Terry McKiernan, who runs BishopAccountability.org, a non-profit group that tracks the abuse scandal, said Francis failed to acknowledge that most dioceses across the country have not disclosed the names of abusers and continue to lobby against reforming statute of limitations laws that shield priests from prosecution for crimes committed many years ago.

It would be a shame if the Pope’s words were taken as encouragement by the bishops to continue that behavior.

The National Catholic Reporter, which has been a strong supporter of the Pope on many issues, has consistently challenged him to do more in punishing and preventing sexual abuse. Its editor, Dennis Coday, wrote in an editorial on Wednesday:

I have to wonder where is the forthrightness we have come to expect of Pope Francis. At the very least he could have used the words ‘clergy sexual abuse of minors’.

This oblique reference will do nothing to assuage the fears of victims’ advocates who believe Francis is more public relations manager than crisis manager when it comes to sexual abuse.

Praising the bishops for the courage they have shown before acknowledging the pain of the victims, will undoubtedly raise the charges of ‘he just doesn’t get it’.

According to BishopAccountability.org, at least 6,400 US priests have been accused of abuse, but only about 4,000 of those have been named. Dioceses across the US have paid out more than $3 billion in settlements.

The Los Angeles Archdiocese agreed in 2007 to pay more than 500 abuse victims $660 million.
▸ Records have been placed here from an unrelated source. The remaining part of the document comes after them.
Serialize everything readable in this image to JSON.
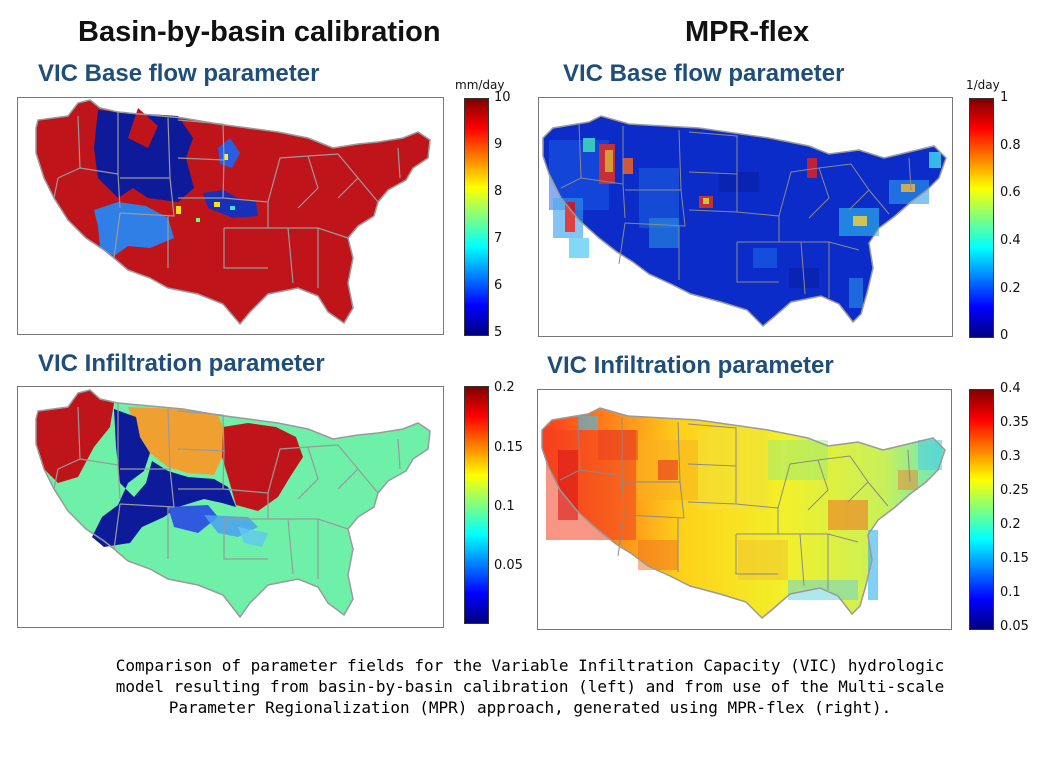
{
  "columns": {
    "left_title": "Basin-by-basin calibration",
    "right_title": "MPR-flex"
  },
  "panels": {
    "base_flow_title": "VIC Base flow parameter",
    "infiltration_title": "VIC Infiltration parameter"
  },
  "colorbars": {
    "left_top": {
      "unit": "mm/day",
      "ticks": [
        "10",
        "9",
        "8",
        "7",
        "6",
        "5"
      ],
      "range": [
        5,
        10
      ]
    },
    "right_top": {
      "unit": "1/day",
      "ticks": [
        "1",
        "0.8",
        "0.6",
        "0.4",
        "0.2",
        "0"
      ],
      "range": [
        0,
        1
      ]
    },
    "left_bottom": {
      "unit": "",
      "ticks": [
        "0.2",
        "0.15",
        "0.1",
        "0.05"
      ],
      "range": [
        0,
        0.2
      ]
    },
    "right_bottom": {
      "unit": "",
      "ticks": [
        "0.4",
        "0.35",
        "0.3",
        "0.25",
        "0.2",
        "0.15",
        "0.1",
        "0.05"
      ],
      "range": [
        0.05,
        0.4
      ]
    }
  },
  "colormap": "jet",
  "colors": {
    "map_red": "#c0141b",
    "map_navy": "#0d1a9a",
    "map_blue": "#2f7fe6",
    "map_mint": "#6ef0a8",
    "map_orange": "#f0a030",
    "state_border": "#9a9a9a"
  },
  "caption": {
    "line1": "Comparison of parameter fields for the Variable Infiltration Capacity (VIC) hydrologic",
    "line2": "model resulting from basin-by-basin calibration (left) and from use of the Multi-scale",
    "line3": "Parameter Regionalization (MPR) approach, generated using MPR-flex (right)."
  }
}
Later settlements pushed the archdiocese’s tab to more than $740 million.

While California and some other states have made it easier to file criminal and civil lawsuits against clergy members, others, such as Pennsylvania, have rejected such proposals under heavy pressure from the church.

David Clohessy, executive director of the Survivors Network of those Abused by Priests, said that he had been hopeful that Francis’ leadership would signal a change in how the church handled the scandal. But a year into the papacy, Clohessy gave up on that hope.

There’s nothing he could say that would be helpful, because Catholic bishops have said it all before – ‘I’m sorry, we didn’t know, we’ll do better’. We’ve heard that for decades.

This is a Pope who has refused to take steps to expose one predator or punish one enabler. He could simply defrock, demote, discipline, or even clearly denounce just one complicit bishop. He refuses, not one.